É natural que isso tenha acontecido desse modo, porque assim é a alma humana. Carlos está diante de quem tem mais cultura do que ele. O passarinho o encantava por ser pequenino, e despertava na alma dele todas as afinidades harmonicamente opostas que o grande tem com o pequeno. Agora é o grande que tem alegria de sentir-se pequeno ao considerar alguém maior do que ele, não absolutamente falando, mas num ponto.

O grande Monarca tem a alegria de admirar e de crescer à medida que admira, saindo dessa conversa mais elevado de espírito e pensando: “Agora sei tal coisa e tal outra. Hoje não conquistei nenhuma província, mas fiquei conhecendo Santo Agostinho. Quando morrer não conduzirei comigo uma província, mas levarei para o Céu o que eu soube e admirei da ‘Águia de Hipona’. Que grande dia este em que conversei com o Monge Alcuíno!”

Ao admirar os que lhe são iguais o homem tende à sua plenitude

Imaginemos agora outra cena que historicamente não se deu, mas poderia ter-se dado: o encontro dos dois imperadores, do Oriente e do Ocidente, em Constantinopla.

Vendo a cidade maravilhosa na praia do Bósforo, parado num cais o Imperador do Oriente espera a chegada de Carlos Magno.

Chega a hora em que desce do navio uma passarela com um tapete sobre o qual Carlos Magno caminha. Ambos de coroa na cabeça se cumprimentam, com ar de um rei que saúda outro rei. Nesse aperto de mão de dois monarcas cristãos, Oriente e Ocidente, eles sentem a presença de Jesus Cristo e estreitam a amizade. Carlos Magno vê seu igual como seu irmão. Sua alma cresceu numa outra dimensão. De igual a igual, cada um deles é mais ele mesmo.

Houve interesse nisso? Não, mas houve vantagem. Essa alma tinha necessidade disso para crescer inteiramente. Todo ser vivo tende à sua plenitude, e Carlos Magno ganhou plenitude no que ele tinha de mais essencial nesses três episódios de sua vida. Ele ficou mais pleno, mais ele mesmo.

Voltando de Constantinopla, algum escudeiro do grande Carlos poderia dizer a alguém que não viu a cena: “Vós não sabeis o que é glória! Vós conheceis um imperador só – Carlos, o Grande – tratando com os que são inferiores a ele.
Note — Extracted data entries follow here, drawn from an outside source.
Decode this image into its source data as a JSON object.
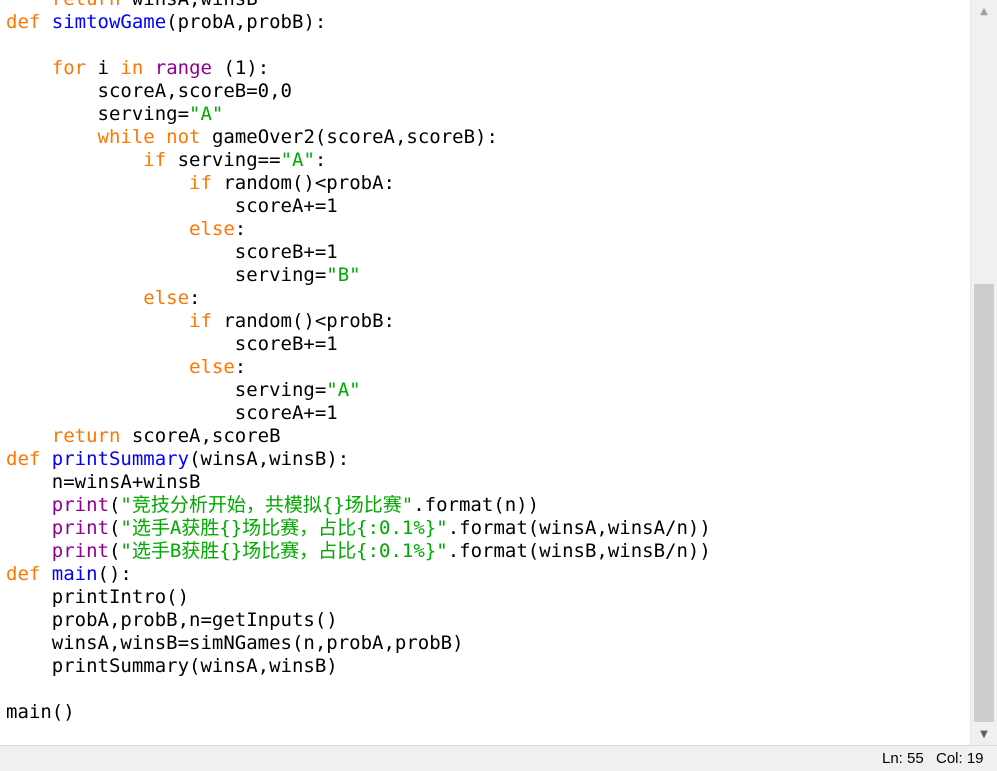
{
  "editor": {
    "lines": [
      [
        [
          "plain",
          "    "
        ],
        [
          "kw",
          "return"
        ],
        [
          "plain",
          " winsA,winsB"
        ]
      ],
      [
        [
          "kw",
          "def"
        ],
        [
          "plain",
          " "
        ],
        [
          "def",
          "simtowGame"
        ],
        [
          "plain",
          "(probA,probB):"
        ]
      ],
      [
        [
          "plain",
          ""
        ]
      ],
      [
        [
          "plain",
          "    "
        ],
        [
          "kw",
          "for"
        ],
        [
          "plain",
          " i "
        ],
        [
          "kw",
          "in"
        ],
        [
          "plain",
          " "
        ],
        [
          "builtin",
          "range"
        ],
        [
          "plain",
          " (1):"
        ]
      ],
      [
        [
          "plain",
          "        scoreA,scoreB=0,0"
        ]
      ],
      [
        [
          "plain",
          "        serving="
        ],
        [
          "str",
          "\"A\""
        ]
      ],
      [
        [
          "plain",
          "        "
        ],
        [
          "kw",
          "while"
        ],
        [
          "plain",
          " "
        ],
        [
          "kw",
          "not"
        ],
        [
          "plain",
          " gameOver2(scoreA,scoreB):"
        ]
      ],
      [
        [
          "plain",
          "            "
        ],
        [
          "kw",
          "if"
        ],
        [
          "plain",
          " serving=="
        ],
        [
          "str",
          "\"A\""
        ],
        [
          "plain",
          ":"
        ]
      ],
      [
        [
          "plain",
          "                "
        ],
        [
          "kw",
          "if"
        ],
        [
          "plain",
          " random()<probA:"
        ]
      ],
      [
        [
          "plain",
          "                    scoreA+=1"
        ]
      ],
      [
        [
          "plain",
          "                "
        ],
        [
          "kw",
          "else"
        ],
        [
          "plain",
          ":"
        ]
      ],
      [
        [
          "plain",
          "                    scoreB+=1"
        ]
      ],
      [
        [
          "plain",
          "                    serving="
        ],
        [
          "str",
          "\"B\""
        ]
      ],
      [
        [
          "plain",
          "            "
        ],
        [
          "kw",
          "else"
        ],
        [
          "plain",
          ":"
        ]
      ],
      [
        [
          "plain",
          "                "
        ],
        [
          "kw",
          "if"
        ],
        [
          "plain",
          " random()<probB:"
        ]
      ],
      [
        [
          "plain",
          "                    scoreB+=1"
        ]
      ],
      [
        [
          "plain",
          "                "
        ],
        [
          "kw",
          "else"
        ],
        [
          "plain",
          ":"
        ]
      ],
      [
        [
          "plain",
          "                    serving="
        ],
        [
          "str",
          "\"A\""
        ]
      ],
      [
        [
          "plain",
          "                    scoreA+=1"
        ]
      ],
      [
        [
          "plain",
          "    "
        ],
        [
          "kw",
          "return"
        ],
        [
          "plain",
          " scoreA,scoreB"
        ]
      ],
      [
        [
          "kw",
          "def"
        ],
        [
          "plain",
          " "
        ],
        [
          "def",
          "printSummary"
        ],
        [
          "plain",
          "(winsA,winsB):"
        ]
      ],
      [
        [
          "plain",
          "    n=winsA+winsB"
        ]
      ],
      [
        [
          "plain",
          "    "
        ],
        [
          "builtin",
          "print"
        ],
        [
          "plain",
          "("
        ],
        [
          "str",
          "\"竞技分析开始，共模拟{}场比赛\""
        ],
        [
          "plain",
          ".format(n))"
        ]
      ],
      [
        [
          "plain",
          "    "
        ],
        [
          "builtin",
          "print"
        ],
        [
          "plain",
          "("
        ],
        [
          "str",
          "\"选手A获胜{}场比赛，占比{:0.1%}\""
        ],
        [
          "plain",
          ".format(winsA,winsA/n))"
        ]
      ],
      [
        [
          "plain",
          "    "
        ],
        [
          "builtin",
          "print"
        ],
        [
          "plain",
          "("
        ],
        [
          "str",
          "\"选手B获胜{}场比赛，占比{:0.1%}\""
        ],
        [
          "plain",
          ".format(winsB,winsB/n))"
        ]
      ],
      [
        [
          "kw",
          "def"
        ],
        [
          "plain",
          " "
        ],
        [
          "def",
          "main"
        ],
        [
          "plain",
          "():"
        ]
      ],
      [
        [
          "plain",
          "    printIntro()"
        ]
      ],
      [
        [
          "plain",
          "    probA,probB,n=getInputs()"
        ]
      ],
      [
        [
          "plain",
          "    winsA,winsB=simNGames(n,probA,probB)"
        ]
      ],
      [
        [
          "plain",
          "    printSummary(winsA,winsB)"
        ]
      ],
      [
        [
          "plain",
          ""
        ]
      ],
      [
        [
          "plain",
          "main()"
        ]
      ]
    ]
  },
  "scrollbar": {
    "up_icon": "▲",
    "down_icon": "▼"
  },
  "statusbar": {
    "line": "Ln: 55",
    "column": "Col: 19"
  },
  "colors": {
    "keyword": "#ff7700",
    "builtin": "#900090",
    "definition": "#0000ff",
    "string": "#00aa00",
    "text": "#000000"
  }
}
Mas não vistes a glória de nosso Imperador quando ele tratou com um igual. Tinha-se a impressão de um arco-íris que ia de um ponto a outro! Aquilo é glória, quando se viu a soma dessas duas majestades altivas e cordiais entre si. Como é grande isso!”

Sem dúvida, houve vantagem para quem presenciou isso porque cresceu. Mas é preciso ter um espírito tal que se queira isso ainda que não houvesse vantagem; pela homenagem desinteressada e encantada em relação àquilo que é maior, igual ou menor em relação a nós.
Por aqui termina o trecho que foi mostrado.